Background: Neurocognitive investigations suggest that conscious sensory perception depends on recurrent neuronal interactions among sensory, parietal, and frontal cortical regions, which are suppressed by general anesthetics. The purpose of this work was to investigate if local interactions in sensory cortex are also altered by anesthetics. The authors hypothesized that desflurane would reduce recurrent neuronal interactions in cortical layer-specific manner consistent with the anatomical disposition of feedforward and feedback pathways.
Methods: Single-unit neuronal activity was measured in freely moving adult male rats (268 units; 10 animals) using microelectrode arrays chronically implanted in primary and secondary visual cortex. Layer-specific directional interactions were estimated by mutual information and transfer entropy of multineuron spike patterns within and between cortical layers three and five. The effect of incrementally increasing and decreasing steady-state concentrations of desflurane (0 to 8% to 0%) was tested for statistically significant quadratic trend across the successive anesthetic states.

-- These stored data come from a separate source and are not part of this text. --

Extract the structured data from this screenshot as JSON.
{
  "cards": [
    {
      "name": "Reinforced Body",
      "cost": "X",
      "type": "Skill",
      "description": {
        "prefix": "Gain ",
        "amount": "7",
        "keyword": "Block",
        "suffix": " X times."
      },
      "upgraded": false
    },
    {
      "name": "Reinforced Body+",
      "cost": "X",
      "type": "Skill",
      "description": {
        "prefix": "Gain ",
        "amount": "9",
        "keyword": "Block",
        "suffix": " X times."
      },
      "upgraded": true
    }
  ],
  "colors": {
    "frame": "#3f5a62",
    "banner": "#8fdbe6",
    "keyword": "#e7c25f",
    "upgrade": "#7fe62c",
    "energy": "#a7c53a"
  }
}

Results: Desflurane produced robust, state-dependent reduction (P = 0.001) of neuronal interactions between primary and secondary visual areas and between layers three and five, as indicated by mutual information (37 and 41% decrease at 8% desflurane from wakeful baseline at [mean ± SD] 0.52 ± 0.51 and 0.53 ± 0.51 a.u., respectively) and transfer entropy (77 and 78% decrease at 8% desflurane from wakeful baseline at 1.86 ± 1.56 a.u. and 1.87 ± 1.67 a.u., respectively). In addition, a preferential suppression of feedback between secondary and primary visual cortex was suggested by the reduction of directional index of transfer entropy overall (P = 0.001; 89% decrease at 8% desflurane from 0.11 ± 0.18 a.u. at baseline) and specifically, in layer five (P = 0.001; 108% decrease at 8% desflurane from 0.12 ± 0.19 a.u. at baseline).
Conclusions: Desflurane anesthesia reduces neuronal interactions in visual cortex with a preferential effect on feedback. The findings suggest that neuronal disconnection occurs locally, among hierarchical sensory regions, which may contribute to global functional disconnection underlying anesthetic-induced unconsciousness.